One dimension worth adding to this discussion is the role that supplier qualification and audit processes play in preventing this situation from arising in the first place. Ideally, before a contracted company even begins verification and validation, the hiring company should have already audited the contractor's facilities, equipment calibration records, and SOPs to ensure their testing environment is sufficiently equivalent, catching potential discrepancies before any formal testing begins rather than scrambling to resolve them afterward.

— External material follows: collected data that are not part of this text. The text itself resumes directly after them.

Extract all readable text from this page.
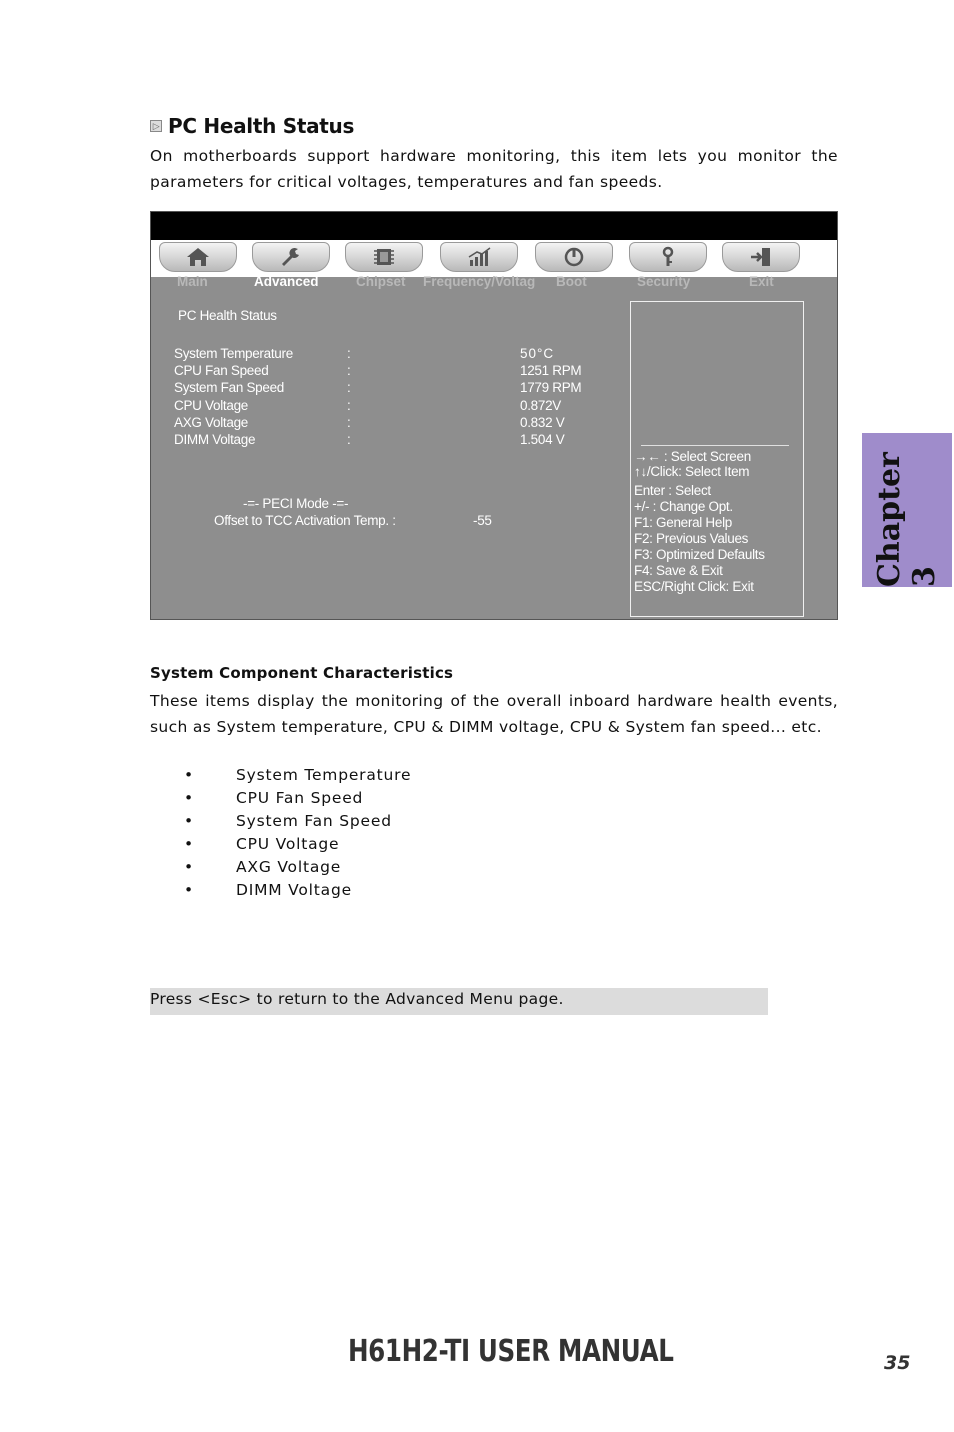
▷ PC Health Status
On motherboards support hardware monitoring, this item lets you monitor the parameters for critical voltages, temperatures and fan speeds.
Main	Advanced	Chipset Frequency/Voltag Boot	Security	Exit
PC Health Status
System Temperature	:	50°C
CPU Fan Speed	:	1251 RPM
System Fan Speed	:	1779 RPM
CPU Voltage	:	0.872V
AXG Voltage	:	0.832 V
DIMM Voltage	:	1.504 V
-=- PECI Mode -=-
Offset to TCC Activation Temp. :	-55
→← : Select Screen
↑↓/Click: Select Item
Enter : Select
+/- : Change Opt.
F1: General Help
F2: Previous Values
F3: Optimized Defaults
F4: Save & Exit
ESC/Right Click: Exit	Chapter 3
System Component Characteristics
These items display the monitoring of the overall inboard hardware health events, such as System temperature, CPU & DIMM voltage, CPU & System fan speed... etc.
•	System Temperature
•	CPU Fan Speed
•	System Fan Speed
•	CPU Voltage
•	AXG Voltage
•	DIMM Voltage
Press <Esc> to return to the Advanced Menu page.
H61H2-TI USER MANUAL	35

When a mismatch does occur despite those precautions, I think it's also worth considering that the contracted company's failure might actually be surfacing a genuine product weakness that the internal V&V process was too familiar with to catch, essentially falling into a confirmation bias where internal testers unconsciously optimize conditions to match expected results. This is why having a contractor test your product is valuable beyond just regulatory checkboxes; an outside perspective with different equipment and assumptions is a real stress test. As noted earlier, walking through both sets of protocols side by side in a joint meeting is the most practical path forward, but I'd add that this meeting should include a line-by-line comparison of environmental conditions like temperature, humidity, and sample handling, since those variables are easy to overlook and frequently responsible for unexpected failures.